Prefix lists are, for me, the big-boy way to make lists of routes. While they don’t give you the granular ability of an ACL when it comes to layer 4 matching (port numbers), prefix lists are easier to read and offer greater flexibility than access-lists if all you’re trying to do is generate a list of routes to match or deny. I don’t know about you, but no matter how many wildcard masks I’ve looked at in my life, it still takes a few seconds to figure out what nets that wildcard entry is referring to.
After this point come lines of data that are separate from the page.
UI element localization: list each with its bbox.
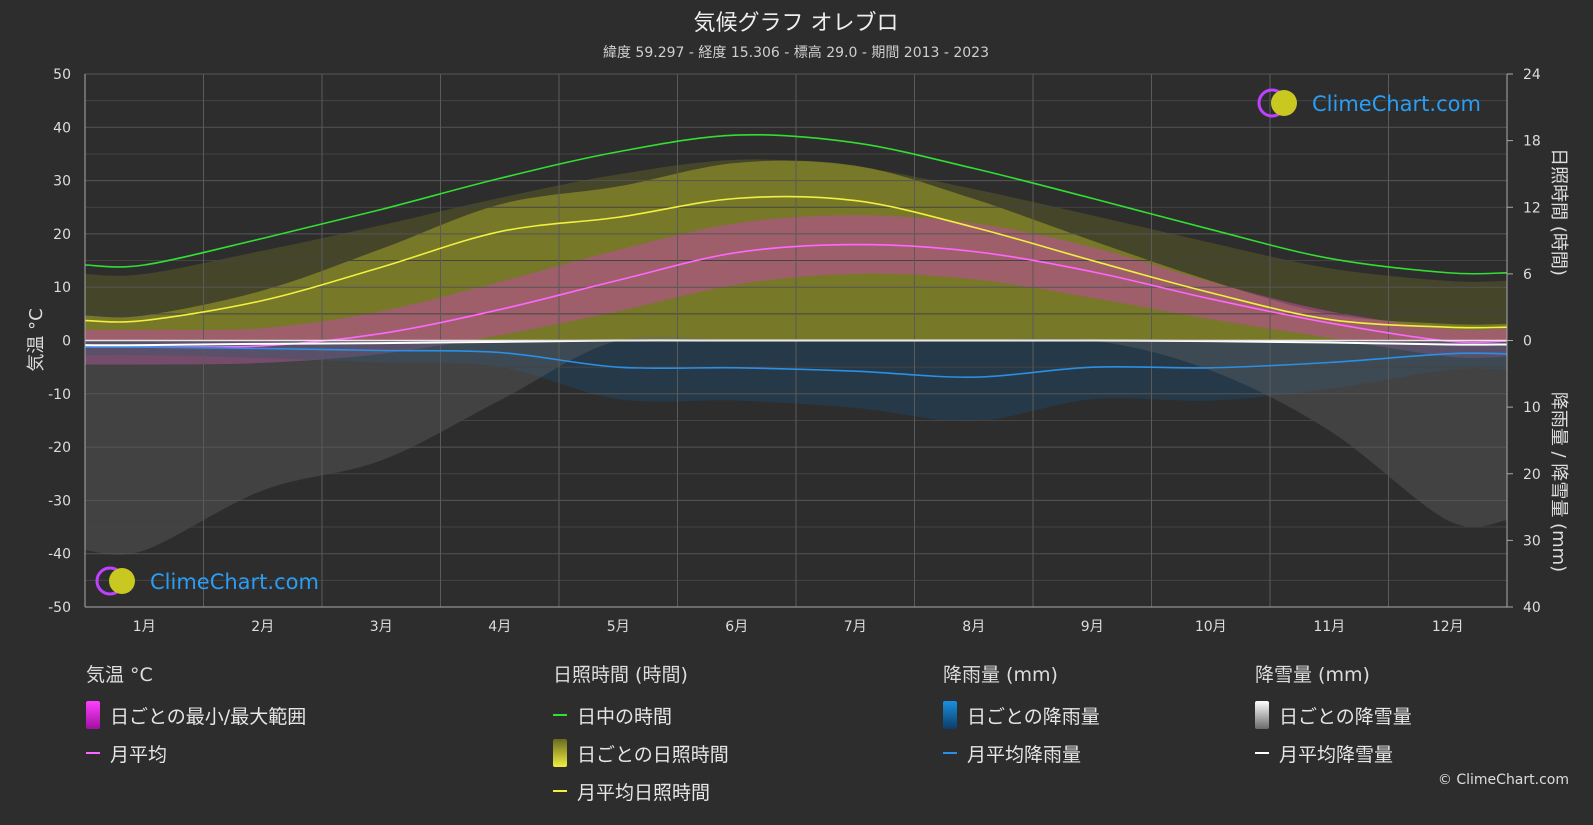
month-label: 4月	[488, 619, 511, 635]
left-tick-label: 10	[53, 280, 71, 296]
daylight-swatch-icon	[553, 714, 567, 716]
copyright: © ClimeChart.com	[1437, 772, 1569, 788]
right-sunshine-tick-label: 12	[1523, 200, 1541, 216]
left-tick-label: -40	[48, 547, 71, 563]
legend-item-daily-sunshine: 日ごとの日照時間	[553, 734, 729, 772]
chart-title: 気候グラフ オレブロ	[694, 11, 899, 36]
legend-item-daily-snow: 日ごとの降雪量	[1255, 696, 1412, 734]
legend-sunshine: 日照時間 (時間) 日中の時間 日ごとの日照時間 月平均日照時間	[553, 660, 729, 810]
legend-item-daylight: 日中の時間	[553, 696, 729, 734]
daily-rain-swatch-icon	[943, 701, 957, 729]
legend-label: 日ごとの最小/最大範囲	[110, 705, 307, 728]
month-label: 6月	[725, 619, 748, 635]
left-tick-label: -30	[48, 493, 71, 509]
right-sunshine-tick-label: 18	[1523, 134, 1541, 150]
daily-snow-swatch-icon	[1255, 701, 1269, 729]
month-label: 11月	[1313, 619, 1345, 635]
legend-snow: 降雪量 (mm) 日ごとの降雪量 月平均降雪量	[1255, 660, 1412, 772]
chart-subtitle: 緯度 59.297 - 経度 15.306 - 標高 29.0 - 期間 201…	[603, 44, 989, 61]
legend-item-mean-snow: 月平均降雪量	[1255, 734, 1412, 772]
legend-label: 月平均日照時間	[577, 781, 711, 804]
right-precip-tick-label: 30	[1523, 533, 1541, 549]
month-label: 1月	[133, 619, 156, 635]
mean-rain-line	[84, 346, 1508, 378]
left-tick-label: 40	[53, 120, 71, 136]
month-label: 3月	[370, 619, 393, 635]
legend: 気温 °C 日ごとの最小/最大範囲 月平均 日照時間 (時間) 日中の時間 日ご…	[0, 660, 1593, 810]
right-top-axis-label: 日照時間 (時間)	[1548, 148, 1569, 276]
axes: 50 40 30 20 10 0 -10 -20 -30 -40 -50 1月 2月 3月 4月 5月 6月 7月…	[48, 67, 1541, 635]
left-tick-label: 0	[62, 334, 71, 350]
chart-svg: 気候グラフ オレブロ 緯度 59.297 - 経度 15.306 - 標高 29…	[26, 11, 1569, 635]
watermark-top: ClimeChart.com	[1257, 88, 1481, 118]
left-axis-label: 気温 °C	[26, 308, 47, 371]
left-tick-label: 20	[53, 227, 71, 243]
legend-label: 日ごとの降雨量	[967, 705, 1100, 728]
left-tick-label: -20	[48, 440, 71, 456]
logo-sun-icon	[109, 568, 135, 594]
month-label: 2月	[251, 619, 274, 635]
right-sunshine-tick-label: 6	[1523, 267, 1532, 283]
month-label: 10月	[1195, 619, 1227, 635]
month-label: 5月	[607, 619, 630, 635]
left-tick-label: 50	[53, 67, 71, 83]
legend-rain: 降雨量 (mm) 日ごとの降雨量 月平均降雨量	[943, 660, 1100, 772]
legend-title-sunshine: 日照時間 (時間)	[553, 664, 688, 686]
mean-sunshine-swatch-icon	[553, 790, 567, 792]
daylight-hours-line	[84, 133, 1508, 275]
right-precip-tick-label: 10	[1523, 400, 1541, 416]
left-tick-label: 30	[53, 174, 71, 190]
month-label: 8月	[962, 619, 985, 635]
watermark-bottom: ClimeChart.com	[95, 566, 319, 596]
left-tick-label: -10	[48, 387, 71, 403]
temp-range-swatch-icon	[86, 701, 100, 729]
right-sunshine-tick-label: 24	[1523, 67, 1541, 83]
month-label: 12月	[1432, 619, 1464, 635]
right-precip-tick-label: 40	[1523, 600, 1541, 616]
legend-label: 月平均	[110, 743, 168, 766]
legend-label: 月平均降雪量	[1279, 743, 1394, 766]
series-lines	[84, 133, 1508, 378]
right-precip-tick-label: 20	[1523, 467, 1541, 483]
legend-item-mean-sunshine: 月平均日照時間	[553, 772, 729, 810]
logo-sun-icon	[1271, 90, 1297, 116]
legend-label: 日中の時間	[577, 705, 673, 728]
left-tick-label: -50	[48, 600, 71, 616]
legend-temperature: 気温 °C 日ごとの最小/最大範囲 月平均	[86, 660, 306, 772]
month-label: 9月	[1081, 619, 1104, 635]
legend-title-temperature: 気温 °C	[86, 664, 153, 686]
legend-item-temp-range: 日ごとの最小/最大範囲	[86, 696, 306, 734]
legend-item-daily-rain: 日ごとの降雨量	[943, 696, 1100, 734]
watermark-text-bottom: ClimeChart.com	[150, 570, 319, 594]
mean-rain-swatch-icon	[943, 752, 957, 754]
temp-mean-swatch-icon	[86, 752, 100, 754]
month-label: 7月	[844, 619, 867, 635]
daily-sunshine-swatch-icon	[553, 739, 567, 767]
legend-title-rain: 降雨量 (mm)	[943, 664, 1058, 686]
watermark-text-top: ClimeChart.com	[1312, 92, 1481, 116]
mean-sunshine-line	[84, 195, 1508, 329]
legend-label: 日ごとの降雪量	[1279, 705, 1412, 728]
legend-label: 月平均降雨量	[967, 743, 1082, 766]
legend-title-snow: 降雪量 (mm)	[1255, 664, 1370, 686]
right-sunshine-tick-label: 0	[1523, 334, 1532, 350]
legend-item-mean-rain: 月平均降雨量	[943, 734, 1100, 772]
legend-label: 日ごとの日照時間	[577, 743, 729, 766]
legend-item-temp-mean: 月平均	[86, 734, 306, 772]
right-bottom-axis-label: 降雨量 / 降雪量 (mm)	[1548, 392, 1569, 572]
mean-snow-swatch-icon	[1255, 752, 1269, 754]
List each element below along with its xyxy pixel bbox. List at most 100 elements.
Prefix-lists, for the way my brain is wired, immediately register with the ol’ gray matter.
There are 2 elements that make up a prefix list:
- The route prefix itself – in other words, the subnet. “Prefix” in the sense that it’s the first part of the network address.
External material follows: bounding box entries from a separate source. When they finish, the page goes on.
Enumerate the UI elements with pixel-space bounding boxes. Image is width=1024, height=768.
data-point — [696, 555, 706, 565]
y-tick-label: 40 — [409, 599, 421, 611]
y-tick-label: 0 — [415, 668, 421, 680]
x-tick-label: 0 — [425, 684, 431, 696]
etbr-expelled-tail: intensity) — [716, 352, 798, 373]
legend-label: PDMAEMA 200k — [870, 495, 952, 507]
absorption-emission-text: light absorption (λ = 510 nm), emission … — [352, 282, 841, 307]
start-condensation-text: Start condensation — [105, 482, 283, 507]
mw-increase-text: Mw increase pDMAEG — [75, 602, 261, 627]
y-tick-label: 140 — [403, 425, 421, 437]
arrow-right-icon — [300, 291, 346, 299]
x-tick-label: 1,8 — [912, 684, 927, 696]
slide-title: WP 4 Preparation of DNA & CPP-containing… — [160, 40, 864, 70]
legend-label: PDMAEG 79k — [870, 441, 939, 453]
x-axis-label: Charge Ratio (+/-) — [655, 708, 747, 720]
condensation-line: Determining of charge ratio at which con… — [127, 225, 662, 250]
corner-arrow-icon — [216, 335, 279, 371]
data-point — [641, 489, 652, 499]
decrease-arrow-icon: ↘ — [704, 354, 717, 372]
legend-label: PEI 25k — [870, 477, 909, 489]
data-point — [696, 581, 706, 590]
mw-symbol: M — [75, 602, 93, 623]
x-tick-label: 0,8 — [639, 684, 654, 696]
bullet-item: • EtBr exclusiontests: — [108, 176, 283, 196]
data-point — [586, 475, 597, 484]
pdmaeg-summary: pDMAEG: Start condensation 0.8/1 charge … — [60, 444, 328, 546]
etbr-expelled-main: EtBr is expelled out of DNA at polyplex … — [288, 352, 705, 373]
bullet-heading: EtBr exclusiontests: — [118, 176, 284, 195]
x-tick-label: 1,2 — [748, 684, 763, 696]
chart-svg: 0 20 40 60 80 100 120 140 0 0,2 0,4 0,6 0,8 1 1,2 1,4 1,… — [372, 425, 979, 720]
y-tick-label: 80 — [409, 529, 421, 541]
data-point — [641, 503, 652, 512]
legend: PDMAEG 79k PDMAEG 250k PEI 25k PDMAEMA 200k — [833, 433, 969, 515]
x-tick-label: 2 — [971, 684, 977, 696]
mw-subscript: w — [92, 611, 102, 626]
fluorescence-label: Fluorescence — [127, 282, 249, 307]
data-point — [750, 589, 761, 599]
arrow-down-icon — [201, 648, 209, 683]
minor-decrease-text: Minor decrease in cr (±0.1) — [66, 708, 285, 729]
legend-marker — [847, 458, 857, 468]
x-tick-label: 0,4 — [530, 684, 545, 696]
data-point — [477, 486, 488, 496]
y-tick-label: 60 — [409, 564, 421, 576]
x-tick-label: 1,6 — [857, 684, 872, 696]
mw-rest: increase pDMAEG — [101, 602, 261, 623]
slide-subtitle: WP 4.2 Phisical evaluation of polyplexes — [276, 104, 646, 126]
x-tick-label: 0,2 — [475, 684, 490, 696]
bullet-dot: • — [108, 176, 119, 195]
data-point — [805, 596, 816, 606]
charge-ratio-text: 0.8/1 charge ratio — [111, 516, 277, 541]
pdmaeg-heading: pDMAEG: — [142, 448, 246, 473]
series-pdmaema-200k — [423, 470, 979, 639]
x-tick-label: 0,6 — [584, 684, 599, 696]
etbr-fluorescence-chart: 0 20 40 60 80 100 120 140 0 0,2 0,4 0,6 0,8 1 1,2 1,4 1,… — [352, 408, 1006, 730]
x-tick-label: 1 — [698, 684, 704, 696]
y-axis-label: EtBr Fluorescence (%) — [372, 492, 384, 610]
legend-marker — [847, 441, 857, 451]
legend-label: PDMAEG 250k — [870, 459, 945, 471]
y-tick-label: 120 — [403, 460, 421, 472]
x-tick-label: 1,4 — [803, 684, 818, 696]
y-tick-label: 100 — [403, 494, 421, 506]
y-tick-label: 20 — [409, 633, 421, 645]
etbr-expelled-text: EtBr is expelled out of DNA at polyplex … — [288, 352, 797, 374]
- The prefix length – in other words, the subnet mask. “Length” in the sense that you know how much of that network address belongs to the prefix.
So let’s take an example prefix list and pick it apart. Consider this:
ip prefix-list myPrefixList seq 10 permit 192.168.100.0/24
ip prefix-list myPrefixList seq 20 permit 172.16.0.0/16 le 24
ip prefix-list myPrefixList seq 30 permit 10.0.0.0/8 ge 16 le 24
Here we’ve created a prefix-list called “myPrefixList”. It is sequenced by 10’s. We could insert a new sequence number of 15 later, or delete entry 20, just like in an access list. (Although, I don’t know of a way that you can resequence a prefix-list, which is UNLIKE an access list.) In this list, the following networks would match the prefix list:
- An exact match of 192.168.100.0/24
- Any networks falling in the range of 172.16.0.0/16 that have a /24 or shorter mask. Ergo, 172.16.2.0/23 would match. 172.16.128.0/17 would match. 172.16.99.128/25 would NOT match.
- Any network falling in the range of 10.0.0.0/8 with a mask length between and included 16 and 24 would match. But /9’s would not match; /27’s would not match either.